Faith now focuses on re-using recycled waste materials mainly for large scale works and modelling with polymer clay for smaller scale work, and exploring sculpting with papercrete (concrete & paper). Her artwork for ITV has been made out of recycled milk cartons.
Dan Rawlings is a contemporary British artist. Born in Watford in 1979, he grew up in Essex and currently lives and works in Gloucestershire.
A sympathy for unloved and forgotten relics and a fascination with nature’s resilience have inspired Dan to create visions of a world where man’s impact is being slowly reclaimed by nature. Dan considers no technique or substrate out of bounds in achieving his intended results, but is probably best known for his manipulation of metal and light, conceived with intricate hand-plasma cutting. Recently he has been introducing sign painting and motion to his works.
Notable projects include the sculpture ‘nature delivers’ based on the wreckage of a ford transit van and the huge ‘mighty oak’, based on a 16 ft farm yard silo constructed for the affordable art fair’s 15th birthday in Battersea park. His signature works cut from vintage hand saws and street signage can be found in collections around the world.
Sam Curtis is an artist and curator based in London. Collaborating with a range of people from diverse areas of work and life, he develops projects that provoke, question or subvert our ideas around creativity, economy and labour. Building relationships and trust are key to the conversations he fosters; from which unexpected collaborations grow.
For over 10 years he has used his day jobs as platforms or starting points from which to develop practice and projects. This has been a useful way to navigate precarity and has become a vehicle for inhabiting the grey areas and permeable boundaries between art and life.

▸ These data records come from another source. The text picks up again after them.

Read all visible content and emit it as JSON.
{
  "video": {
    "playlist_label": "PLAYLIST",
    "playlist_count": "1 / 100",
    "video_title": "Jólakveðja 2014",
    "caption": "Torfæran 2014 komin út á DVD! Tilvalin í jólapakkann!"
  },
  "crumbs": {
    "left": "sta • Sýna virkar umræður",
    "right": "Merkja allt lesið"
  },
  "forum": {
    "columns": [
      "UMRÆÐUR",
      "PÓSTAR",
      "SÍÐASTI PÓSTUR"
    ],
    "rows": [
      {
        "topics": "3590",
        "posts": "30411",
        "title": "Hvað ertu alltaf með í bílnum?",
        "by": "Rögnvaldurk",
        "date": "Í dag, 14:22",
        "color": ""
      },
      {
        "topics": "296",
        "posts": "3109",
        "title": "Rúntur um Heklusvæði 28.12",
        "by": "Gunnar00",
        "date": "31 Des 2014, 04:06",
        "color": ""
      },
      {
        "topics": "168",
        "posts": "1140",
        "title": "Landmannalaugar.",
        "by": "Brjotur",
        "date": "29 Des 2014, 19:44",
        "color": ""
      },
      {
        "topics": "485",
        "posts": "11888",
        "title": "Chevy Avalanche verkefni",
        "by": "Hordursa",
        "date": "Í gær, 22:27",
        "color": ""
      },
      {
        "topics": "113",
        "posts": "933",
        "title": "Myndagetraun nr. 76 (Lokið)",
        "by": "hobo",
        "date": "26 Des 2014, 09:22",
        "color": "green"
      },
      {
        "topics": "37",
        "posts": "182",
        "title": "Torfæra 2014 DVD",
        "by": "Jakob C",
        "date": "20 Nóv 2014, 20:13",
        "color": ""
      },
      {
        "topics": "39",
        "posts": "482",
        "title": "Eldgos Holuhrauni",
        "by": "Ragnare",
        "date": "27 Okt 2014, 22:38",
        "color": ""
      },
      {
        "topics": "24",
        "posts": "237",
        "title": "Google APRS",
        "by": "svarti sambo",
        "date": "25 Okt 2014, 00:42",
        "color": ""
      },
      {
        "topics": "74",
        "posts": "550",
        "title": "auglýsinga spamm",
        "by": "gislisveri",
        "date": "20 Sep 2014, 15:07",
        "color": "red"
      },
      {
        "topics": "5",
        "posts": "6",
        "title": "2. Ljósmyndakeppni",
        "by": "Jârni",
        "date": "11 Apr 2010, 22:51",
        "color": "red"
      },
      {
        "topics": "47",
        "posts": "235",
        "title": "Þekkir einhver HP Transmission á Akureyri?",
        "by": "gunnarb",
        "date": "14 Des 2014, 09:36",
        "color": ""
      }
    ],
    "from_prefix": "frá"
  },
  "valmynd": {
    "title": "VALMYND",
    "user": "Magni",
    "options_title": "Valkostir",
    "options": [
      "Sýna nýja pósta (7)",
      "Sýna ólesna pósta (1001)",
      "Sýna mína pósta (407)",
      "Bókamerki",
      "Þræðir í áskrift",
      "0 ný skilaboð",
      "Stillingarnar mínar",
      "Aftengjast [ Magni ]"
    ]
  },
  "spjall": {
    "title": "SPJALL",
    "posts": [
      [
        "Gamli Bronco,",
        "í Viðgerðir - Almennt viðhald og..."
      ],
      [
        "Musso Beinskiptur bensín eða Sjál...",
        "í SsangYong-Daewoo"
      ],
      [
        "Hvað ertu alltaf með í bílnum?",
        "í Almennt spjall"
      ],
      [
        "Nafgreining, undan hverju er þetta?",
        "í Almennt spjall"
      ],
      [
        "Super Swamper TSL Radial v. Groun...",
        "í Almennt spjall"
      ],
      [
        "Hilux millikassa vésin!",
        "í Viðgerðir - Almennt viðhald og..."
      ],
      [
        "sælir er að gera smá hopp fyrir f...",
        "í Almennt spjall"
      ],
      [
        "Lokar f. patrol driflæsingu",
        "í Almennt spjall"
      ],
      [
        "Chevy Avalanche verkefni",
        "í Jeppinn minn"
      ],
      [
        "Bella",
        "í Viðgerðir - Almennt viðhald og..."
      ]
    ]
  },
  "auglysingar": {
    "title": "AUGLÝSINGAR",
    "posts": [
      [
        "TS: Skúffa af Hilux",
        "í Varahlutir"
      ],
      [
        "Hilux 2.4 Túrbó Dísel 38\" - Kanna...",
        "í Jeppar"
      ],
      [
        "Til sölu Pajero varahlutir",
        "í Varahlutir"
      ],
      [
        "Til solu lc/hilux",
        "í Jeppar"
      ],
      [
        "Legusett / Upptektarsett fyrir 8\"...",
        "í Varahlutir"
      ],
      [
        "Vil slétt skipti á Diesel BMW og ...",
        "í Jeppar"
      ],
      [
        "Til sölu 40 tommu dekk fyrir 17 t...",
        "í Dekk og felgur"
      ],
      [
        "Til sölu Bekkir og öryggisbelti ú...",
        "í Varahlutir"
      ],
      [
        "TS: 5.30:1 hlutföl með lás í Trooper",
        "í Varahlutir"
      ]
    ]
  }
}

Informed by two years working as a fishmonger in Harrods, he now runs the Centre for Innovative and Radical Fishmongery, an organisation that explores how fishmongery intersects with art, individuals and society. During a six-year period working in education as an outreach tutor within the homeless sector, he co-founded and facilitated Seymour Art Collective (2009-on-going), a group of artists who have experienced homelessness. He currently work as a curator at the Bethlem Gallery situated within the Bethlem Royal Hospital, the gallery supports artists with lived experience of mental illness.
Sam graduated from Goldsmiths MFA programme in 2008 and has exhibited across the UK, Europe and the USA. His work is represented by Division of Labour.